CREATE VIEW dbo.qryProjectUsers
AS
SELECT dbo.linkProjectUsers.ProjectUserID, dbo.linkProjectUsers.ProjectID, dbo.linkProjectUsers.UserID, dbo.linkProjectUsers.UserTypeID, dbo.linkProjectUsers.Active, dbo.tblUsers.UserID AS user_UserID, dbo.tblUsers.Firstname AS user_Firstname, dbo.tblUsers.Surname AS user_Surname, dbo.tblUsers.Mobile AS user_Mobile, dbo.tblUsers.Email AS user_Email,
dbo.tblUsers.EmailHash AS user_EmailHash, dbo.tblUsers.PasswordSalt AS user_PasswordSalt, dbo.tblUsers.PasswordHash AS user_PasswordHash, dbo.tblUsers.Verified AS user_Verified, dbo.tblUsers.Reset AS user_Reset, dbo.tblProjects.ProjectID AS project_ProjectID, dbo.tblProjects.OrganisationID AS project_OrganisationID, dbo.tblProjects.Project AS project_Project,
dbo.tblProjects.ProjectDescription AS project_ProjectDescription, dbo.tblProjects.ProjectImage AS project_ProjectImage, dbo.tblProjects.ProjectLink AS project_ProjectLink, dbo.tblProjects.Location AS project_Location, dbo.tblProjects.LocationDescription AS project_LocationDescription, dbo.tblProjects.Start AS project_Start, dbo.tblProjects.Live AS project_Live,
dbo.tblOrganisations.OrganisationID AS organisation_OrganisationID, dbo.tblOrganisations.Organisation AS organisation_Organisation, dbo.tblOrganisations.Description AS organisation_Description, dbo.tblOrganisations.Street AS organisation_Street, dbo.tblOrganisations.Town AS organisation_Town, dbo.tblOrganisations.County AS organisation_County,
dbo.tblOrganisations.Postcode AS organisation_Postcode, dbo.tblOrganisations.Country AS organisation_Country, dbo.tblOrganisations.Website AS organisation_Website, dbo.tblOrganisations.Logo AS organisation_Logo, dbo.tblOrganisations.Registered AS organisation_Registered
FROM dbo.linkProjectUsers INNER JOIN
dbo.tblProjects ON dbo.linkProjectUsers.ProjectID = dbo.tblProjects.ProjectID INNER JOIN
dbo.tblUsers ON dbo.linkProjectUsers.UserID = dbo.tblUsers.UserID INNER JOIN
dbo.tblOrganisations ON dbo.tblProjects.OrganisationID = dbo.tblOrganisations.OrganisationID
GO
ON OBJECT::[dbo].[crud_linkProjectUsers_select] TO [web_system]
AS [dbo];
There will be a few more Procedures to write, for example, to return all Devices linked to a specific user. Any interactions with the database that are not covered by our CRUD will need Stored Procedures, but this is a great starting point and has automated much of the development for us..

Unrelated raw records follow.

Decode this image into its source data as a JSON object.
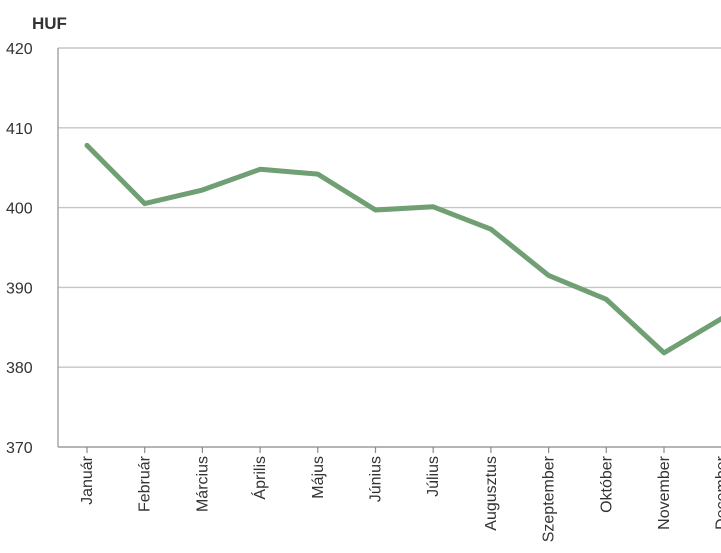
{
  "chart_data": {
    "type": "line",
    "title": "",
    "ylabel": "HUF",
    "xlabel": "",
    "categories": [
      "Január",
      "Február",
      "Március",
      "Április",
      "Május",
      "Június",
      "Július",
      "Augusztus",
      "Szeptember",
      "Október",
      "November",
      "December"
    ],
    "series": [
      {
        "values": [
          407.8,
          400.5,
          402.2,
          404.8,
          404.2,
          399.7,
          400.1,
          397.3,
          391.5,
          388.5,
          381.8,
          386.1
        ]
      }
    ],
    "ylim": [
      370,
      420
    ],
    "yticks": [
      370,
      380,
      390,
      400,
      410,
      420
    ],
    "grid": true,
    "legend": "none",
    "line_color": "#6f9f73"
  }
}
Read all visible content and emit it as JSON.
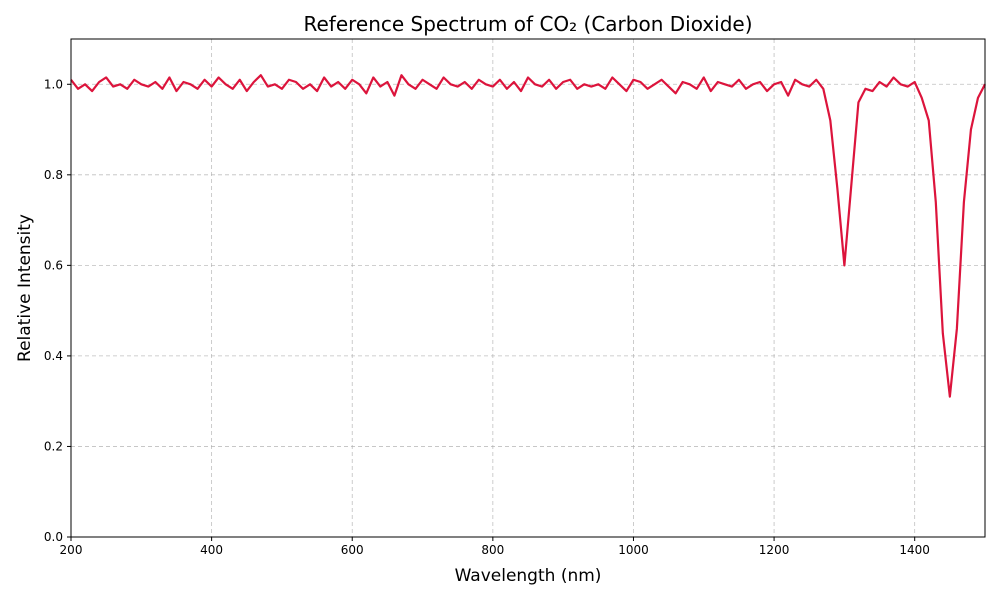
{
  "chart_data": {
    "type": "line",
    "title": "Reference Spectrum of CO₂ (Carbon Dioxide)",
    "x_label": "Wavelength (nm)",
    "y_label": "Relative Intensity",
    "x": [
      200,
      210,
      220,
      230,
      240,
      250,
      260,
      270,
      280,
      290,
      300,
      310,
      320,
      330,
      340,
      350,
      360,
      370,
      380,
      390,
      400,
      410,
      420,
      430,
      440,
      450,
      460,
      470,
      480,
      490,
      500,
      510,
      520,
      530,
      540,
      550,
      560,
      570,
      580,
      590,
      600,
      610,
      620,
      630,
      640,
      650,
      660,
      670,
      680,
      690,
      700,
      710,
      720,
      730,
      740,
      750,
      760,
      770,
      780,
      790,
      800,
      810,
      820,
      830,
      840,
      850,
      860,
      870,
      880,
      890,
      900,
      910,
      920,
      930,
      940,
      950,
      960,
      970,
      980,
      990,
      1000,
      1010,
      1020,
      1030,
      1040,
      1050,
      1060,
      1070,
      1080,
      1090,
      1100,
      1110,
      1120,
      1130,
      1140,
      1150,
      1160,
      1170,
      1180,
      1190,
      1200,
      1210,
      1220,
      1230,
      1240,
      1250,
      1260,
      1270,
      1280,
      1290,
      1300,
      1310,
      1320,
      1330,
      1340,
      1350,
      1360,
      1370,
      1380,
      1390,
      1400,
      1410,
      1420,
      1430,
      1440,
      1450,
      1460,
      1470,
      1480,
      1490,
      1500
    ],
    "series": [
      {
        "color": "#dc143c",
        "values": [
          1.01,
          0.99,
          1.0,
          0.985,
          1.005,
          1.015,
          0.995,
          1.0,
          0.99,
          1.01,
          1.0,
          0.995,
          1.005,
          0.99,
          1.015,
          0.985,
          1.005,
          1.0,
          0.99,
          1.01,
          0.995,
          1.015,
          1.0,
          0.99,
          1.01,
          0.985,
          1.005,
          1.02,
          0.995,
          1.0,
          0.99,
          1.01,
          1.005,
          0.99,
          1.0,
          0.985,
          1.015,
          0.995,
          1.005,
          0.99,
          1.01,
          1.0,
          0.98,
          1.015,
          0.995,
          1.005,
          0.975,
          1.02,
          1.0,
          0.99,
          1.01,
          1.0,
          0.99,
          1.015,
          1.0,
          0.995,
          1.005,
          0.99,
          1.01,
          1.0,
          0.995,
          1.01,
          0.99,
          1.005,
          0.985,
          1.015,
          1.0,
          0.995,
          1.01,
          0.99,
          1.005,
          1.01,
          0.99,
          1.0,
          0.995,
          1.0,
          0.99,
          1.015,
          1.0,
          0.985,
          1.01,
          1.005,
          0.99,
          1.0,
          1.01,
          0.995,
          0.98,
          1.005,
          1.0,
          0.99,
          1.015,
          0.985,
          1.005,
          1.0,
          0.995,
          1.01,
          0.99,
          1.0,
          1.005,
          0.985,
          1.0,
          1.005,
          0.975,
          1.01,
          1.0,
          0.995,
          1.01,
          0.99,
          0.92,
          0.77,
          0.6,
          0.78,
          0.96,
          0.99,
          0.985,
          1.005,
          0.995,
          1.015,
          1.0,
          0.995,
          1.005,
          0.97,
          0.92,
          0.74,
          0.45,
          0.31,
          0.46,
          0.74,
          0.9,
          0.97,
          1.0
        ]
      }
    ],
    "xlim": [
      200,
      1500
    ],
    "xticks": [
      200,
      400,
      600,
      800,
      1000,
      1200,
      1400
    ],
    "ylim": [
      0,
      1.1
    ],
    "yticks": [
      {
        "value": 0,
        "label": "0.0"
      },
      0.2,
      0.4,
      0.6,
      0.8,
      {
        "value": 1,
        "label": "1.0"
      }
    ],
    "grid": true
  }
}
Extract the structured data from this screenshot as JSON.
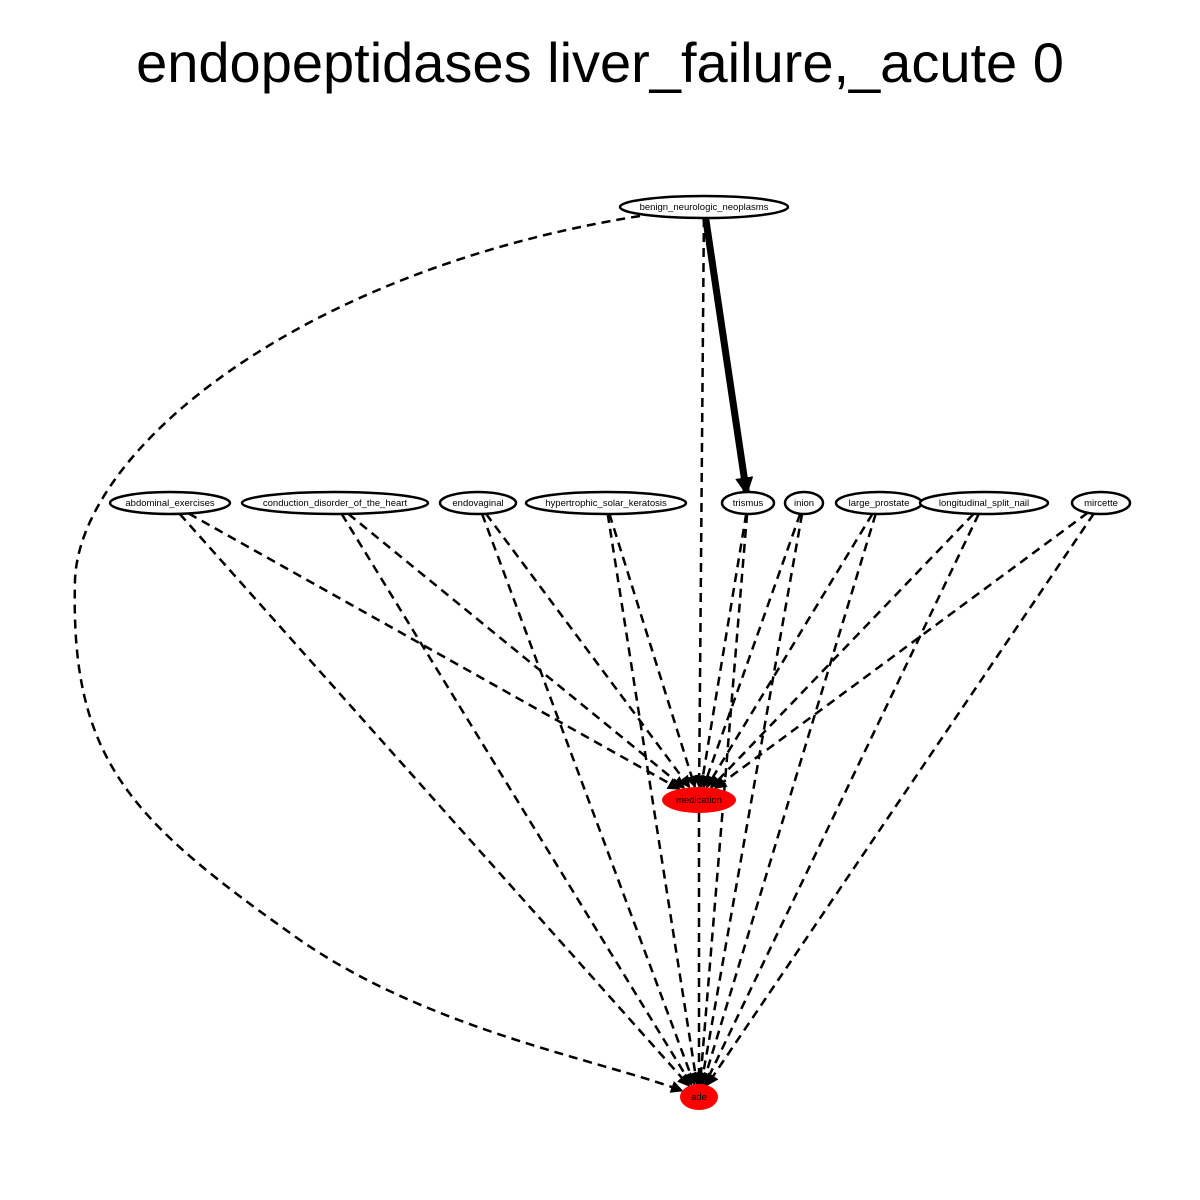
{
  "title": "endopeptidases liver_failure,_acute 0",
  "colors": {
    "highlight": "#ff0000",
    "stroke": "#000000",
    "background": "#ffffff"
  },
  "nodes": [
    {
      "id": "benign_neurologic_neoplasms",
      "label": "benign_neurologic_neoplasms",
      "highlighted": false
    },
    {
      "id": "abdominal_exercises",
      "label": "abdominal_exercises",
      "highlighted": false
    },
    {
      "id": "conduction_disorder_of_the_heart",
      "label": "conduction_disorder_of_the_heart",
      "highlighted": false
    },
    {
      "id": "endovaginal",
      "label": "endovaginal",
      "highlighted": false
    },
    {
      "id": "hypertrophic_solar_keratosis",
      "label": "hypertrophic_solar_keratosis",
      "highlighted": false
    },
    {
      "id": "trismus",
      "label": "trismus",
      "highlighted": false
    },
    {
      "id": "inion",
      "label": "inion",
      "highlighted": false
    },
    {
      "id": "large_prostate",
      "label": "large_prostate",
      "highlighted": false
    },
    {
      "id": "longitudinal_split_nail",
      "label": "longitudinal_split_nail",
      "highlighted": false
    },
    {
      "id": "mircette",
      "label": "mircette",
      "highlighted": false
    },
    {
      "id": "medication",
      "label": "medication",
      "highlighted": true
    },
    {
      "id": "ade",
      "label": "ade",
      "highlighted": true
    }
  ],
  "edges": [
    {
      "from": "benign_neurologic_neoplasms",
      "to": "trismus",
      "style": "solid"
    },
    {
      "from": "benign_neurologic_neoplasms",
      "to": "medication",
      "style": "dashed"
    },
    {
      "from": "benign_neurologic_neoplasms",
      "to": "ade",
      "style": "dashed"
    },
    {
      "from": "abdominal_exercises",
      "to": "medication",
      "style": "dashed"
    },
    {
      "from": "abdominal_exercises",
      "to": "ade",
      "style": "dashed"
    },
    {
      "from": "conduction_disorder_of_the_heart",
      "to": "medication",
      "style": "dashed"
    },
    {
      "from": "conduction_disorder_of_the_heart",
      "to": "ade",
      "style": "dashed"
    },
    {
      "from": "endovaginal",
      "to": "medication",
      "style": "dashed"
    },
    {
      "from": "endovaginal",
      "to": "ade",
      "style": "dashed"
    },
    {
      "from": "hypertrophic_solar_keratosis",
      "to": "medication",
      "style": "dashed"
    },
    {
      "from": "hypertrophic_solar_keratosis",
      "to": "ade",
      "style": "dashed"
    },
    {
      "from": "trismus",
      "to": "medication",
      "style": "dashed"
    },
    {
      "from": "trismus",
      "to": "ade",
      "style": "dashed"
    },
    {
      "from": "inion",
      "to": "medication",
      "style": "dashed"
    },
    {
      "from": "inion",
      "to": "ade",
      "style": "dashed"
    },
    {
      "from": "large_prostate",
      "to": "medication",
      "style": "dashed"
    },
    {
      "from": "large_prostate",
      "to": "ade",
      "style": "dashed"
    },
    {
      "from": "longitudinal_split_nail",
      "to": "medication",
      "style": "dashed"
    },
    {
      "from": "longitudinal_split_nail",
      "to": "ade",
      "style": "dashed"
    },
    {
      "from": "mircette",
      "to": "medication",
      "style": "dashed"
    },
    {
      "from": "mircette",
      "to": "ade",
      "style": "dashed"
    },
    {
      "from": "medication",
      "to": "ade",
      "style": "dashed"
    }
  ]
}
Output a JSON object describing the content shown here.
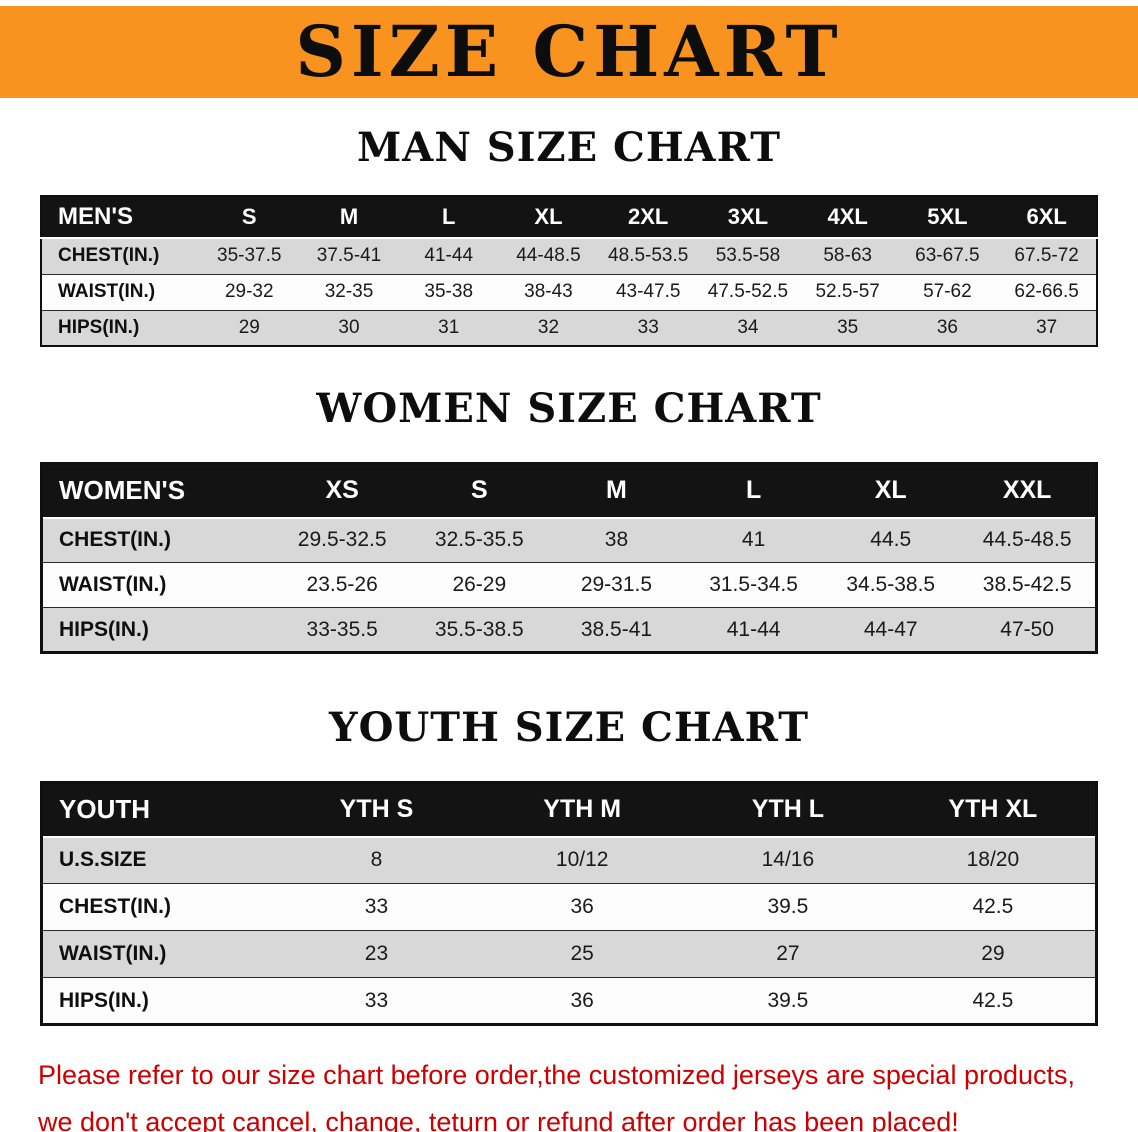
{
  "banner": {
    "title": "SIZE CHART",
    "bg_color": "#f7931e",
    "text_color": "#0d0d0d"
  },
  "men": {
    "heading": "MAN SIZE CHART",
    "header": [
      "MEN'S",
      "S",
      "M",
      "L",
      "XL",
      "2XL",
      "3XL",
      "4XL",
      "5XL",
      "6XL"
    ],
    "rows": [
      {
        "label": "CHEST(IN.)",
        "values": [
          "35-37.5",
          "37.5-41",
          "41-44",
          "44-48.5",
          "48.5-53.5",
          "53.5-58",
          "58-63",
          "63-67.5",
          "67.5-72"
        ]
      },
      {
        "label": "WAIST(IN.)",
        "values": [
          "29-32",
          "32-35",
          "35-38",
          "38-43",
          "43-47.5",
          "47.5-52.5",
          "52.5-57",
          "57-62",
          "62-66.5"
        ]
      },
      {
        "label": "HIPS(IN.)",
        "values": [
          "29",
          "30",
          "31",
          "32",
          "33",
          "34",
          "35",
          "36",
          "37"
        ]
      }
    ]
  },
  "women": {
    "heading": "WOMEN SIZE CHART",
    "header": [
      "WOMEN'S",
      "XS",
      "S",
      "M",
      "L",
      "XL",
      "XXL"
    ],
    "rows": [
      {
        "label": "CHEST(IN.)",
        "values": [
          "29.5-32.5",
          "32.5-35.5",
          "38",
          "41",
          "44.5",
          "44.5-48.5"
        ]
      },
      {
        "label": "WAIST(IN.)",
        "values": [
          "23.5-26",
          "26-29",
          "29-31.5",
          "31.5-34.5",
          "34.5-38.5",
          "38.5-42.5"
        ]
      },
      {
        "label": "HIPS(IN.)",
        "values": [
          "33-35.5",
          "35.5-38.5",
          "38.5-41",
          "41-44",
          "44-47",
          "47-50"
        ]
      }
    ]
  },
  "youth": {
    "heading": "YOUTH SIZE CHART",
    "header": [
      "YOUTH",
      "YTH S",
      "YTH M",
      "YTH L",
      "YTH XL"
    ],
    "rows": [
      {
        "label": "U.S.SIZE",
        "values": [
          "8",
          "10/12",
          "14/16",
          "18/20"
        ]
      },
      {
        "label": "CHEST(IN.)",
        "values": [
          "33",
          "36",
          "39.5",
          "42.5"
        ]
      },
      {
        "label": "WAIST(IN.)",
        "values": [
          "23",
          "25",
          "27",
          "29"
        ]
      },
      {
        "label": "HIPS(IN.)",
        "values": [
          "33",
          "36",
          "39.5",
          "42.5"
        ]
      }
    ]
  },
  "disclaimer": {
    "line1": "Please refer to our size chart before order,the customized jerseys are special products,",
    "line2": "we don't accept cancel, change, teturn or refund after order has been placed!",
    "text_color": "#cc0000"
  }
}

Rapid Application Development
We are finished developing the SQL Database, but we have two more stored procedures to look at before we move on to developing the Class Library, in fact, they will do the majority of that for us.
We know we need to Create, Read, Update, and maybe Delete records from the database, and we know what fields are in each table. By parsing our stored procedures two strings, the name of the Table we want to update and the name of the Class we want to create in C#, we can automate this process. We can create the code for both the Class file and a Test that runs on our WebApp to check all its methods.
If we need to make changes to the table structure, we just re-run the CRUD creation and the two Stored Procedures to update the Class files. As I said in the last module, I’m about 70% RAD!
The code for these two Stored Procedures is linked below, and we will be working on the Class files they create in the next article.
Why not use Entity Framework, it is designed for this?
A good question, historically I have found Entity Framework code-heavy, and slow, especially during testing on a local machine as it has to compile the entire library when you run the first query.
Entity Framework offers a level of abstraction I do not want, I want to know exactly what is happening in the database and control exactly what the WebApp has access to… again with the fear!